Uncertainty over Clean Air Zones could damage local business
Clarity is urgently needed to identify which vehicles will be affected in each of the Clean Air Zones, the Freight Transport Association (FTA) has said, following publication of the Government’s air quality plan.
Elizabeth de Jong, FTA’s Director of UK Policy, said: “Uncertainty will hurt industry – FTA understands we won’t know where lorries and vans will be restricted until next year, giving only a year for businesses to plan their fleets, leaving many with potentially large bills on top of rising operating costs in a difficult trading environment.”
In addition to the Ultra Low Emission Zone in London, there are five other cities (Birmingham, Derby, Leeds, Nottingham and Southampton) which will have to introduce Clean Air Zones (CAZs) by 2019. There may be other locations which, as part of their air quality plans, also decide to introduce CAZs.
FTA argued that with such short lead times for businesses to ensure their fleets are compliant, many will need additional support, in particular small businesses, those based within zone boundaries, specialist fleets, and van operators if included.
The organisation added that if vans are affected by CAZs, there will be little more than two and a half years’ worth of compliant vehicles in the fleet and no established second hand market.
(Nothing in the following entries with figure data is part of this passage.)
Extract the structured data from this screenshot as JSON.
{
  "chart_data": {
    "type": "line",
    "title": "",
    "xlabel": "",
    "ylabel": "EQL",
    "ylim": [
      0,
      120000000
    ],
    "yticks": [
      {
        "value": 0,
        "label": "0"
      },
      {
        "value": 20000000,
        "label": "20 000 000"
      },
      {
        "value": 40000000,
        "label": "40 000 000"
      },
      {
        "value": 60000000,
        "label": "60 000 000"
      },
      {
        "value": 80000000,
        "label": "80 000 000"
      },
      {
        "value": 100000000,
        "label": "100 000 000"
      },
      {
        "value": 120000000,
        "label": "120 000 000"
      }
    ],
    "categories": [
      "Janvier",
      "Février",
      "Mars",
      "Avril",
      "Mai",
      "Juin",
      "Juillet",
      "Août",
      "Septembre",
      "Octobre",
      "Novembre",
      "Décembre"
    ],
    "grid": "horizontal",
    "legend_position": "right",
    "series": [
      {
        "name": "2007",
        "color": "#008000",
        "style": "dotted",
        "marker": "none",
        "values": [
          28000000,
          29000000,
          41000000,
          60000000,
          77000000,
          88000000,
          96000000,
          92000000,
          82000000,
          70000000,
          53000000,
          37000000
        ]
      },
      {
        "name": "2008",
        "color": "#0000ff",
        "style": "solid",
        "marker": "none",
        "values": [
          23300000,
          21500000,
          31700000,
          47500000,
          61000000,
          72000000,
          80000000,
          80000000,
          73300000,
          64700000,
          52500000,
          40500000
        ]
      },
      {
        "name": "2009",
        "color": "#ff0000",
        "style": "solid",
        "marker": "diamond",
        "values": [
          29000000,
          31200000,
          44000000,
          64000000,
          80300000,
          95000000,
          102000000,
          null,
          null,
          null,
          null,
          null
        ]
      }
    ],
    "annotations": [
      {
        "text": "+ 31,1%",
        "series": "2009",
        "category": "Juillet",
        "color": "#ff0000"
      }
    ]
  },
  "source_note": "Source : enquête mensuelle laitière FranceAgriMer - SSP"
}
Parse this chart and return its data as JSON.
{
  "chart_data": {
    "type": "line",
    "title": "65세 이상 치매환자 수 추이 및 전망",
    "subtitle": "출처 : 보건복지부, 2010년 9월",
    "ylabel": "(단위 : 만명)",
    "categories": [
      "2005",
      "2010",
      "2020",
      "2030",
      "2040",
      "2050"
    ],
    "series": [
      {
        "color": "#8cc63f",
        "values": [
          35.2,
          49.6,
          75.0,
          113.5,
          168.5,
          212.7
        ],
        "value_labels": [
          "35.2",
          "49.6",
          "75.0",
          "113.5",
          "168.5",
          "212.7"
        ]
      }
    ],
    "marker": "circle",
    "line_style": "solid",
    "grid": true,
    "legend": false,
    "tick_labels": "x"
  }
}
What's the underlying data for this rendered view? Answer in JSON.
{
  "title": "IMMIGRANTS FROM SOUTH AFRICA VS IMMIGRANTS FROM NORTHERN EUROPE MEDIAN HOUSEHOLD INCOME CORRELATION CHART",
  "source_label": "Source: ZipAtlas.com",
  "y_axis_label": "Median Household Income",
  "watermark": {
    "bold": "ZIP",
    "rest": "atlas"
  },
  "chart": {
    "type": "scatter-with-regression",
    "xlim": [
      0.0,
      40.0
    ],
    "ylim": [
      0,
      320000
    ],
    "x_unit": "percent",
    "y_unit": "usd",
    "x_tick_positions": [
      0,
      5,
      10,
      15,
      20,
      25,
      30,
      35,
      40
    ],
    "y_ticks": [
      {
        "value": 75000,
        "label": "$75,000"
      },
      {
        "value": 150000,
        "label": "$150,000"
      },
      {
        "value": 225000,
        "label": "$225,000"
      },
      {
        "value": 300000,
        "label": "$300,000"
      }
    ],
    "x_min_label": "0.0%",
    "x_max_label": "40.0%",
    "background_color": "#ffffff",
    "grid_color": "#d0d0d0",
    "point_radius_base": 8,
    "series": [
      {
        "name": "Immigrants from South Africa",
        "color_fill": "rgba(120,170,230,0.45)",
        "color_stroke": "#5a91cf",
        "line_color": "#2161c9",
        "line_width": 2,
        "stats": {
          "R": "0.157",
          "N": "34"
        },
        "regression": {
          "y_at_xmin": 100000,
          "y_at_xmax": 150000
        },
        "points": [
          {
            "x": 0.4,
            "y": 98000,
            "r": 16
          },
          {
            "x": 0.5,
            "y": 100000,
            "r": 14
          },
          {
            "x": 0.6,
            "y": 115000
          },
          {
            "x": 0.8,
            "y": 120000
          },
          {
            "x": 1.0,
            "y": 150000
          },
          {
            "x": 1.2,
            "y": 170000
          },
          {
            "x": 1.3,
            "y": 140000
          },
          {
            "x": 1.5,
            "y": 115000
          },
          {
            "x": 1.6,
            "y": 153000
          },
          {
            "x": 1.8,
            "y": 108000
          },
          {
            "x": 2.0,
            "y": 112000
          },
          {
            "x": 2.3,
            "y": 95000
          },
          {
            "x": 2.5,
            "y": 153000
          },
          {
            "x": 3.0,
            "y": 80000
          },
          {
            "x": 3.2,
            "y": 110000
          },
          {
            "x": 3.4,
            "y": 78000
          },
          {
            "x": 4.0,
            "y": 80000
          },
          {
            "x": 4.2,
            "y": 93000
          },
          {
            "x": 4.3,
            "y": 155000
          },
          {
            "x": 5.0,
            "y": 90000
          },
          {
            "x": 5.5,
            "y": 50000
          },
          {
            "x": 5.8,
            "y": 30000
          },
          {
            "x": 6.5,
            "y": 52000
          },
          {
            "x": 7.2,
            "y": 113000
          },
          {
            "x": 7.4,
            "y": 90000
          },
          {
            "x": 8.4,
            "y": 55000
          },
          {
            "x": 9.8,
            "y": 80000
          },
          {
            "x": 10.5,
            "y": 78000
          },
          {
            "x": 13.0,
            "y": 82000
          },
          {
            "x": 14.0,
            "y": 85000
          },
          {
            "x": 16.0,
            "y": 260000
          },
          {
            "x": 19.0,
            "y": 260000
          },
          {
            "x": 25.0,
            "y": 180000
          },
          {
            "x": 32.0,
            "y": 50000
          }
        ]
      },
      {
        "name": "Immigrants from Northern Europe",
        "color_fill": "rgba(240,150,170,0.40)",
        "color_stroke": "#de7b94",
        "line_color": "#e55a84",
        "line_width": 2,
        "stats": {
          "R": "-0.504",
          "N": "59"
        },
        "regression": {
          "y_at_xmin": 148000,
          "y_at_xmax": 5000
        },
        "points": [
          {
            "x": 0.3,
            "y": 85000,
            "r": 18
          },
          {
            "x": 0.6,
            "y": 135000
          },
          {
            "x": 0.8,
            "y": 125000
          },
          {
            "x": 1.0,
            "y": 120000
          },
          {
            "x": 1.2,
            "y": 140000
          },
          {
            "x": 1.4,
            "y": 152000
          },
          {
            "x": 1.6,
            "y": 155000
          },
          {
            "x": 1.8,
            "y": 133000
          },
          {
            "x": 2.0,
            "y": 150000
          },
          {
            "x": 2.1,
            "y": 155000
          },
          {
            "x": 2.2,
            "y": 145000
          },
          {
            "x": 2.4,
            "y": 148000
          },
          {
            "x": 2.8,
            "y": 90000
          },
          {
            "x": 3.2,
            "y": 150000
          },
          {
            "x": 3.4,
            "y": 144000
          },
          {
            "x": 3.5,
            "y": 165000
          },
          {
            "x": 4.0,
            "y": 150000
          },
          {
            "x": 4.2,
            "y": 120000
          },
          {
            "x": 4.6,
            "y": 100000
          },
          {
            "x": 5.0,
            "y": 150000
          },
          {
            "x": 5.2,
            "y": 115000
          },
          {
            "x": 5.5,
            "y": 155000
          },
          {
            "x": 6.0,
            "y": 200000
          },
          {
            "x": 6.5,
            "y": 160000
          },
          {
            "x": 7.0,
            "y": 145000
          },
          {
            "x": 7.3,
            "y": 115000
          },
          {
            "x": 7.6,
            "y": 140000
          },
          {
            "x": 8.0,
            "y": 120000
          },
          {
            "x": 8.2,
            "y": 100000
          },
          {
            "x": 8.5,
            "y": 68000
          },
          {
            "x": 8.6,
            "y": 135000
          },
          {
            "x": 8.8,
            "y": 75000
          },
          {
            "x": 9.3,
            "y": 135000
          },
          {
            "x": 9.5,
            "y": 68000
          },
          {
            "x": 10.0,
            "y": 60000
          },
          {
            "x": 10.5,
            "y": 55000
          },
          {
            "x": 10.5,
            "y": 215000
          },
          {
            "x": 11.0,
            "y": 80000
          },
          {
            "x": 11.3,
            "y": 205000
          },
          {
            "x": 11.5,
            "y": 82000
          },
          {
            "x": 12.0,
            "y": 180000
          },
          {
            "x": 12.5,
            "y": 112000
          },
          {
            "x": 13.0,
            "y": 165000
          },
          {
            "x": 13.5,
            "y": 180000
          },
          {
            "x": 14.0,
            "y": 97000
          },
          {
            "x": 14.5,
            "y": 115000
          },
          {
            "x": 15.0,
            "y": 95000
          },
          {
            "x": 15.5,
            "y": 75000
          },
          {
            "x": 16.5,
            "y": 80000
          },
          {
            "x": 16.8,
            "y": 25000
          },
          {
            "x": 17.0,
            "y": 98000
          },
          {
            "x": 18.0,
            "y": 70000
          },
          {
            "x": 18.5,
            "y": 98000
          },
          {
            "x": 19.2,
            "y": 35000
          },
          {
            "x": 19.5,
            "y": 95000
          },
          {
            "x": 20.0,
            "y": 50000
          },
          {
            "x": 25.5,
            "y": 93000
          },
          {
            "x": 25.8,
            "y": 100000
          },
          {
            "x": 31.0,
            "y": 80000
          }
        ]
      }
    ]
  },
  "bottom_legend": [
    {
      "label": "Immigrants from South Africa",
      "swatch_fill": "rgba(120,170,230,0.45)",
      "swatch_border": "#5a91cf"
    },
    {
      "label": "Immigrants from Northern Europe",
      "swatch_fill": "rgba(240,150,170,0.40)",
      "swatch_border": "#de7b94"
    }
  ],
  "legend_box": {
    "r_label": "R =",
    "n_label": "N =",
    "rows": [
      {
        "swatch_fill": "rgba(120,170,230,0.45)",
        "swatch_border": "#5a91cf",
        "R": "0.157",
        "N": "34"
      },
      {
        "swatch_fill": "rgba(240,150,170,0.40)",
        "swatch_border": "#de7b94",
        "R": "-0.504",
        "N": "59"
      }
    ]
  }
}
Many businesses will now be locked into lease agreements which extend beyond the 2019 deadline and will be costly to get out of.
Elizabeth de Jong concluded: “For those whose businesses operate inside a zone, a period of grace, giving them extra time to comply, would provide much-needed breathing space. Our worst fear is that some may be forced out of business altogether if the plans are not properly thought through.”
FTA is offering to work with the local authorities affected to help them supporting businesses and the economy during the implementation of the plans.